2025-09-03 Papers

1/2

Paper 1

SimpleTIR: End-to-End Reinforcement Learning for Multi-Turn Tool-Integrated Reasoning

Published: 2025-09-02

Link: http://arxiv.org/pdf/2509.02479

1. 📘 Topic and Domain: End-to-end reinforcement learning for multi-turn tool-integrated reasoning in large language models.

2. 💡 Previous Research and New Ideas: Based on prior work showing LLMs can improve reasoning by using external tools, but proposes a novel trajectory filtering approach to stabilize multi-turn training without requiring supervised fine-tuning.

3. ❓ Problem: Training instability and performance collapse when using reinforcement learning for multi-turn tool-integrated reasoning due to distributional drift from external tool feedback.

4. 🛠️ Methods: Introduces SimpleTIR algorithm that filters out trajectories containing "void turns" (responses without code blocks or final answers) to prevent harmful gradient explosions during training.

5. 📊 Results and Evaluation: Achieved state-of-the-art performance on math reasoning benchmarks, improving AIME24 score from 22.1 to 50.5 when using Qwen2.5-7B base model, while encouraging diverse reasoning patterns.

SimpleTIR: End-to-End Reinforcement Learning for Multi-Turn Tool-Integrated Reasoning

1/2

Paper 2

Implicit Actor Critic Coupling via a Supervised Learning Framework for RLVR

Published: 2025-09-02

Link: http://arxiv.org/pdf/2509.02522

1. 📘 Topic and Domain: The paper focuses on improving Reinforcement Learning with Verifiable Rewards (RLVR) for large language models in mathematical reasoning tasks.

2. 💡 Previous Research and New Ideas: Based on previous RLVR methods like PPO and GRPO, the paper proposes a novel approach that reformulates RLVR as a supervised learning task rather than traditional reinforcement learning.

3. ❓ Problem: The paper addresses the challenges of sparse reward signals and unstable policy gradient updates in existing RLVR methods for language models.

4. 🛠️ Methods: The authors develop PACS (imPlicit Actor Critic coupling via Supervised learning), which treats outcome rewards as predictable labels and optimizes a score function using cross-entropy loss while implicitly coupling actor and critic roles.

5. 📊 Results and Evaluation: PACS outperformed baseline methods on mathematical reasoning tasks, achieving 59.78% pass@256 on AIME 2025, representing improvements of 13.32 and 14.36 points over PPO and GRPO respectively.

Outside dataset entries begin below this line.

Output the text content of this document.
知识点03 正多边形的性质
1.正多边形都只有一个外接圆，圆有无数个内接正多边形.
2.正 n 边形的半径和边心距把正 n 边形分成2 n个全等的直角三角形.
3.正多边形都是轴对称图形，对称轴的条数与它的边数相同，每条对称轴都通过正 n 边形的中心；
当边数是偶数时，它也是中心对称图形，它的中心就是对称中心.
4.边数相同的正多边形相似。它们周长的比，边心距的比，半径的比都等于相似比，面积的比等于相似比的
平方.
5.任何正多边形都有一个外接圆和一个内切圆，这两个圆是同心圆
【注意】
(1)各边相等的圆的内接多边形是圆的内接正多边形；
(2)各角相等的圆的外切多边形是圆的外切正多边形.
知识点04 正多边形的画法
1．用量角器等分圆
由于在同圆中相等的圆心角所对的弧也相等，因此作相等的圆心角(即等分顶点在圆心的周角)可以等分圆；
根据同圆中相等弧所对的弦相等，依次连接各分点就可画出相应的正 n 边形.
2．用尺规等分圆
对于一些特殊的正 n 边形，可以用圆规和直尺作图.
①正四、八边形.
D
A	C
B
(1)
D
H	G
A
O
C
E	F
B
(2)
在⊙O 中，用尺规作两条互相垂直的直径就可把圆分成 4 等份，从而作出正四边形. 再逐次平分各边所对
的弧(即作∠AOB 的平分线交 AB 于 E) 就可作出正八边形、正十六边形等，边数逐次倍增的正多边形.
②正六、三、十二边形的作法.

Implicit Actor Critic Coupling via a Supervised Learning Framework for RLVR

1/2

Paper 3

Baichuan-M2: Scaling Medical Capability with Large Verifier System

Published: 2025-09-02

Link: http://arxiv.org/pdf/2509.02208

1. 📘 Topic and Domain: The paper focuses on developing an improved medical Large Language Model (LLM) called Baichuan-M2 with enhanced clinical reasoning capabilities through a novel verification framework.

2. 💡 Previous Research and New Ideas: The paper builds on previous reinforcement learning with verifiable rewards (RLVR) research, introducing a new dynamic verification framework that moves beyond static answer verification to create an interactive clinical simulation environment.

3. ❓ Problem: The paper aims to address the gap between medical LLMs' performance on static benchmarks versus real-world clinical decision-making scenarios by developing a more realistic and dynamic evaluation system.

4. 🛠️ Methods: The authors developed a two-component verification framework consisting of a Patient Simulator and Clinical Rubrics Generator, then trained a 32B-parameter model through mid-training, supervised fine-tuning, and multi-stage reinforcement learning.

5. 📊 Results and Evaluation: Baichuan-M2 outperformed all other open-source models on HealthBench benchmarks and achieved a score above 32 on HealthBench Hard, becoming one of only two models globally to reach this threshold.